Lo que más bronca da es enterarse. He escuchado a más de una decir frases como: “Qué carajo me importa que tenga sus cosas por ahí, pero encima me tiene que tomar por imbécil y hacérmelo saber el gilipollas del orto” (esta amiga había pasado un tiempo en España y no paraba de usar ese tipo de frases, a lo mejor por eso el hombre se tomó un respiro por ahí, porque ya no le entendía una palabra). Y es verdad, hay cosas de las que una mujer nunca debe enterarse, que tu amante sufre de hemorroides, que su mujer tiene que tomar antidepresivos o que tu novio, esposo, tutor o encargado se acostó con otra.
Lástima que los alemanes no hicieron este descubrimiento un par de años atrás, así Federico hubiera contado con otro argumento.

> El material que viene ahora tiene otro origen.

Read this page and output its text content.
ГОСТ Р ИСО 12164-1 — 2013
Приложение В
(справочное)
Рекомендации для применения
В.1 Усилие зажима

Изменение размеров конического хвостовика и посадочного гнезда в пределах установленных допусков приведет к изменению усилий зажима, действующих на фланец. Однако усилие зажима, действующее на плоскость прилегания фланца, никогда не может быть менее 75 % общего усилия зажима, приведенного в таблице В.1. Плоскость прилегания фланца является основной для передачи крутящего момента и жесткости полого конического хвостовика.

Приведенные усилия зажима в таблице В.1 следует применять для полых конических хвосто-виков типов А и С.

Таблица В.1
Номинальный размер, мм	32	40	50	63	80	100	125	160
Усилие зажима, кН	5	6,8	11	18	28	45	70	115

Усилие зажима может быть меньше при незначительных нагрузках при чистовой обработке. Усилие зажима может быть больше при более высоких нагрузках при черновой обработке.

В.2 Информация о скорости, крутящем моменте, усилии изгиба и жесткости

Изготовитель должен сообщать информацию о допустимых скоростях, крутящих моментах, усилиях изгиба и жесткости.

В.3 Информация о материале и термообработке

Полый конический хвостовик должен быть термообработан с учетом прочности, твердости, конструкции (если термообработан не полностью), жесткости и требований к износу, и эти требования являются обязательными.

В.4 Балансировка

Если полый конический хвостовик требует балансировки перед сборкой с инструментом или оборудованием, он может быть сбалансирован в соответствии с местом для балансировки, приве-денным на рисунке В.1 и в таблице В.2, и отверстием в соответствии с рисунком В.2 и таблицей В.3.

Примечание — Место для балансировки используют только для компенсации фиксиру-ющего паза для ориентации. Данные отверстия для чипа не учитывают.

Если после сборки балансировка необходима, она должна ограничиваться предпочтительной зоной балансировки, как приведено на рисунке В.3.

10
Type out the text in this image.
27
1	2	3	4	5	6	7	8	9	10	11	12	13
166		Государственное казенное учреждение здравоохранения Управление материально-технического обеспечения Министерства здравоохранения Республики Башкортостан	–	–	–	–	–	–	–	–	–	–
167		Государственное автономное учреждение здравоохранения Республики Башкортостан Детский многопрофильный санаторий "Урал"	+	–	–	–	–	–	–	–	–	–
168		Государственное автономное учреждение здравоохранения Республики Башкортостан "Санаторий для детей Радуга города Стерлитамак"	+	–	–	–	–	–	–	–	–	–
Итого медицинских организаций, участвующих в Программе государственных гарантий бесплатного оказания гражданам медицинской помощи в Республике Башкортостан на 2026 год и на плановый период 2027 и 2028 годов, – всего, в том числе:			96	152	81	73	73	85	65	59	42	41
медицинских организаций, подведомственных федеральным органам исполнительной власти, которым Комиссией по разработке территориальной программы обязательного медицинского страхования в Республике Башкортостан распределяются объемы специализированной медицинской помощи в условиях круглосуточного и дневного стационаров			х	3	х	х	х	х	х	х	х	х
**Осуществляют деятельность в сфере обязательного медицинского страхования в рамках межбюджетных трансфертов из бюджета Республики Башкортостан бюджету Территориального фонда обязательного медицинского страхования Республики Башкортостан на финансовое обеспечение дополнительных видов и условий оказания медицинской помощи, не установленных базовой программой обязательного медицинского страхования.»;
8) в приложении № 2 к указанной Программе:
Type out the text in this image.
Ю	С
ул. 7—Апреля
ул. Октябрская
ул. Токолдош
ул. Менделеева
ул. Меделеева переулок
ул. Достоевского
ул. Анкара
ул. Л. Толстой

A lo mejor, me convencía…

4 comentarios:

zorgin dijo...

"los jardines de sodoma"...
disculpe, voy a controlar la estampida de canguros y vuelvo...
es que estoy con un estressssss...

Adriana Menendez dijo...

vaya a controlar lo que tenga que controlar, ZORGIN, y haga lo que sea necesario para desestresarse.

Diego Humanista dijo...

Jejejeje, siempre pregunto antes de pagar con tarjeta ¿con qué nombre aparece? :-) Y los tipos dicen: con un nombre de lo mas discreto... Y es verdad. (Gedero de Gatos & Co)

Adriana Menendez dijo...

veo que no sólo eres humanista, mi querido DIEGO, sino también previsor, me parece muy bien; igual tené cuidado, a ver si terminás yendo al dentista por confiar en lo que otro supone que es “discreto". beso.